Des deux côtés de la frontière, le financement de l’audiovisuel public a longtemps reposé sur une redevance liée à la détention d’un téléviseur. Un système remis en cause face aux nouveaux usages numériques et aux mutations des modes de consommation.
Supprimée en France en 2022, la redevance TV en Suisse a été confirmée par le peuple lors de votations en 2024.
Suisse : la redevance se maintient
Le financement de la radio publique suisse s’installe dès les années 1930 avec la structuration des premières émissions nationales. L’arrivée de la télévision dans les années 1950 étend ce dispositif, fondé à l’origine sur la détention d’un poste radio ou d’un téléviseur. Dans ce système, chaque foyer équipé s’acquitte d’une contribution annuelle, qui reste pendant des décennies la principale source de financement du service public audiovisuel.
Au fil du temps, le montant évolue progressivement. À la fin du XXe siècle et au début des années 2000, la redevance liée aux appareils atteint un niveau d’environ 450 francs suisses par an. Elle finance alors principalement la SSR ainsi que ses missions de service public dans les différentes régions linguistiques du pays. L’entreprise privée Billag collecte alors la redevance radio et télévision pour le compte de la Confédération.
Contestations et votations
Or, au fil du temps, ce modèle est de plus en plus remis en cause. Le débat est ravivé notamment par l’initiative populaire “No Billag”, soumise au vote le 4 mars 2018 et rejetée par 71,6 % des votants. L’initiative visait à supprimer entièrement la redevance et à mettre fin au financement public de l’audiovisuel. Ce rejet massif ne clôt pas la controverse, mais marque un tournant politique important, en renforçant la pression sur le système existant et en relançant la question de son mode de financement dans un contexte de transformation des usages médiatiques.
Le système est profondément réorganisé en 2019 avec le remplacement de l’entreprise Billag par Serafe et une évolution de la logique de perception de la taxe. La redevance n’est plus liée à la possession d’un appareil, mais devient une contribution obligatoire pour l’ensemble des ménages, fixée à 335 francs suisses par an. Cependant, avant ce changement, la redevance était déjà exigible dès lors qu’un ménage disposait d’un équipement capable de recevoir des programmes, les possibilités d’exemption restant très limitées en pratique, y compris en l’absence déclarée de télévision ou de radio.

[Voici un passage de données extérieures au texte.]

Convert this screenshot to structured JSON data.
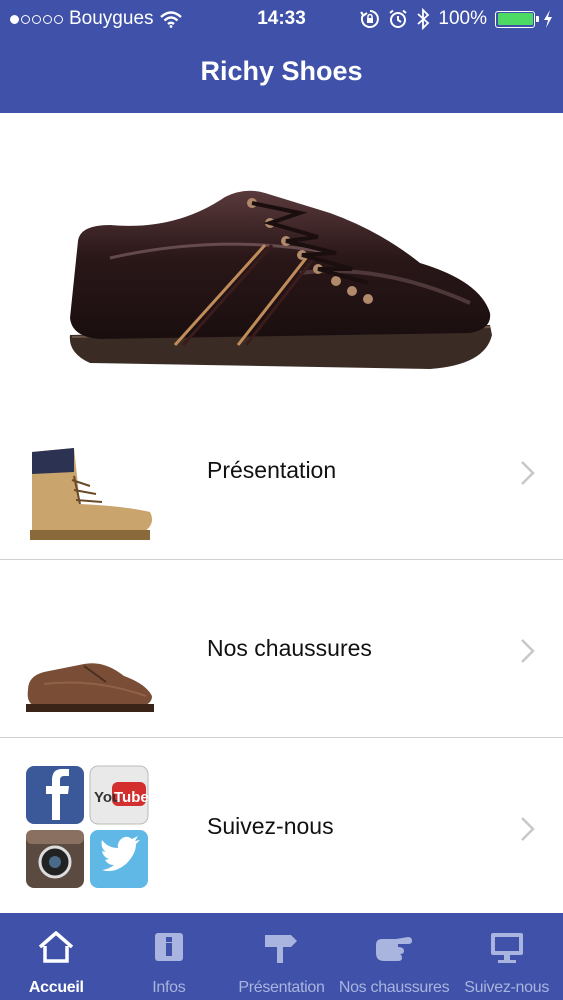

En juin 2024, le débat sur le financement de l’audiovisuel public a été relancé par l’initiative populaire intitulée “200 francs, ça suffit !”, visant à plafonner la redevance à 200 francs par an et à réduire significativement le périmètre du financement de la SSR. L’initiative a toutefois été rejetée par 64,4 % des votants, avec un refus plus marqué en Suisse romande que dans certaines régions alémaniques, où le soutien était légèrement plus élevé.

France : disparition après 90 ans d’existence
L’histoire de la redevance audiovisuelle débute avec la radio ! Dans les années 30, le poste TSF s’impose largement dans les foyers français et, en 1933, la redevance audiovisuelle est instituée avec un double objectif : financer le développement de la radiodiffusion publique et l’exploitation des équipements. Mais, après la Deuxième Guerre mondiale, l’immense essor de la télévision transforme cet impôt.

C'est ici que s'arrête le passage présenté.